HESI LPN
HESI Mental Health 2023
1. When a client with major depressive disorder expresses feelings of worthlessness and hopelessness, what is the nurse's priority intervention?
- A. Encourage the client to engage in recreational activities.
- B. Suggest the client keep a journal of their thoughts and feelings.
- C. Assess the client for suicidal ideation.
- D. Provide the client with positive affirmations.
Correct answer: C
Rationale: The correct answer is to assess the client for suicidal ideation. When a client expresses feelings of worthlessness and hopelessness, it is crucial to evaluate the risk of self-harm. Encouraging recreational activities (choice A) or suggesting journaling (choice B) may be helpful interventions but assessing for suicidal ideation takes precedence due to the immediate risk of harm. Providing positive affirmations (choice D) is not the priority when safety is a concern.
2. During the manic phase of bipolar disorder, what is the priority nursing intervention for a female client who has not slept for the past 48 hours, is hyperactive, talkative, and engaging in risky behaviors?
- A. Encourage the client to participate in a quiet activity.
- B. Provide a safe environment and limit stimuli.
- C. Administer a sedative to help the client sleep.
- D. Discuss the consequences of her risky behaviors.
Correct answer: B
Rationale: The correct priority nursing intervention for a female client in the manic phase of bipolar disorder, who has not slept for 48 hours, is hyperactive, talkative, and engaging in risky behaviors, is to provide a safe environment and limit stimuli. This approach is crucial to prevent harm to the client and others. Encouraging a quiet activity (Choice A) may not effectively address the need for safety during the manic phase. Administering a sedative (Choice C) should be done under the guidance of a healthcare provider and does not address the immediate safety concerns. Discussing consequences of risky behaviors (Choice D) may not be effective during the manic phase when the client's judgment is impaired.
3. A male client with schizophrenia tells the nurse that the FBI is monitoring his phone calls. What is the nurse's best response?
- A. Let's talk about your feelings of being monitored.
- B. There is no evidence that the FBI is monitoring your calls.
- C. Why do you think the FBI is interested in your phone calls?
- D. I can assure you that your phone calls are not being monitored.
Correct answer: A
Rationale: The correct response is to choose A: 'Let's talk about your feelings of being monitored.' This response shows empathy and encourages the client to express his feelings. Engaging the client in a discussion about his feelings can help address underlying fears without directly challenging the delusion. Choice B is incorrect because directly denying the delusion may lead to increased distrust or agitation in the client. Choice C may come across as confrontational, which can exacerbate the client's paranoia. Choice D offers a false sense of assurance and does not address the client's concerns effectively.
4. A nurse is caring for a client who is experiencing withdrawal symptoms from opioid addiction. What is the priority nursing intervention?

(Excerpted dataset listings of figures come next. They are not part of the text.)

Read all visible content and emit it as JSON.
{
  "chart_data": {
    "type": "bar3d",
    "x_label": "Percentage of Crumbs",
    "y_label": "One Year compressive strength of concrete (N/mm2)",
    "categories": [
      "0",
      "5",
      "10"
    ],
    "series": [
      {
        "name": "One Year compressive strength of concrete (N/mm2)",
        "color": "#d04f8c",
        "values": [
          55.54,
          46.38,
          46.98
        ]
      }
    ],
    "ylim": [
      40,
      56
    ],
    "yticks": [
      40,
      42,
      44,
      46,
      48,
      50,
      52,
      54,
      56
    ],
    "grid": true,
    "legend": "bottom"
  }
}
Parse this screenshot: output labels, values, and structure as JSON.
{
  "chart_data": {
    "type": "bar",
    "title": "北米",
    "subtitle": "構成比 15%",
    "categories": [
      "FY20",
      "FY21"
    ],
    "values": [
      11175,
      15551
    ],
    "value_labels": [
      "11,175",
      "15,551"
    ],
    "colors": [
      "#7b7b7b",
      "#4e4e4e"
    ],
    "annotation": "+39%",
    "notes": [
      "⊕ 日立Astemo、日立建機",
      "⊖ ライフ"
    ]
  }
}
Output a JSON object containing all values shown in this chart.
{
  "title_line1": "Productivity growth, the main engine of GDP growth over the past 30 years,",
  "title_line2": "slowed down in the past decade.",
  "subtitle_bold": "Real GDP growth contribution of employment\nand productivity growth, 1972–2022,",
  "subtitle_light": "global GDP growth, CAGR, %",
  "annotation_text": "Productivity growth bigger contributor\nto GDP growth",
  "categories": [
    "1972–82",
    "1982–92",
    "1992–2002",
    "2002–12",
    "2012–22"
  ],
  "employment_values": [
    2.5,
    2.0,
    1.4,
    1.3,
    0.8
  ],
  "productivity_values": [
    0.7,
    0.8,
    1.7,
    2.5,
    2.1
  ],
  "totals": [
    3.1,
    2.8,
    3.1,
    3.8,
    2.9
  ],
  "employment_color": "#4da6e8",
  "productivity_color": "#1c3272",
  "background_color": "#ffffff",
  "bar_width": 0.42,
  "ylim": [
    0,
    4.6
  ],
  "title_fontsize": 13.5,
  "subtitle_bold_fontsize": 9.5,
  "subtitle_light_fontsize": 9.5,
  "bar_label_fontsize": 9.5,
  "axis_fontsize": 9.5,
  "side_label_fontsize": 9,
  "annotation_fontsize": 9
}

- A. Monitor for signs of respiratory depression.
- B. Administer methadone as prescribed.
- C. Provide a calm and quiet environment.
- D. Encourage fluid intake to prevent dehydration.
Correct answer: A
Rationale: The correct answer is A: Monitor for signs of respiratory depression. During opioid withdrawal, the priority is to monitor the client for respiratory depression as it can be life-threatening. Respiratory depression is a serious concern during opioid withdrawal, and prompt recognition and intervention are crucial. Administering methadone as prescribed (Choice B) may be part of the treatment plan but is not the priority in this situation. Providing a calm and quiet environment (Choice C) and encouraging fluid intake to prevent dehydration (Choice D) are important aspects of care but do not take precedence over monitoring for respiratory depression.
5. Unresolved feelings related to loss are most likely to be recognized during which phase of the therapeutic nurse-client relationship?
- A. Working
- B. Trusting
- C. Orientation
- D. Termination
Correct answer: D
Rationale: Unresolved feelings related to loss are often recognized and explored during the termination phase of the nurse-client relationship. This phase involves preparing the client for separation from the nurse, which can trigger unresolved feelings related to loss. During the termination phase, clients may confront their emotions about ending the therapeutic relationship and may also revisit unresolved issues or losses that have surfaced during the course of therapy. Choices A, B, and C are incorrect because the working phase focuses on active problem-solving and goal achievement, the trusting phase emphasizes establishing rapport and building trust, and the orientation phase involves initial introductions and orientation to the therapeutic process, respectively.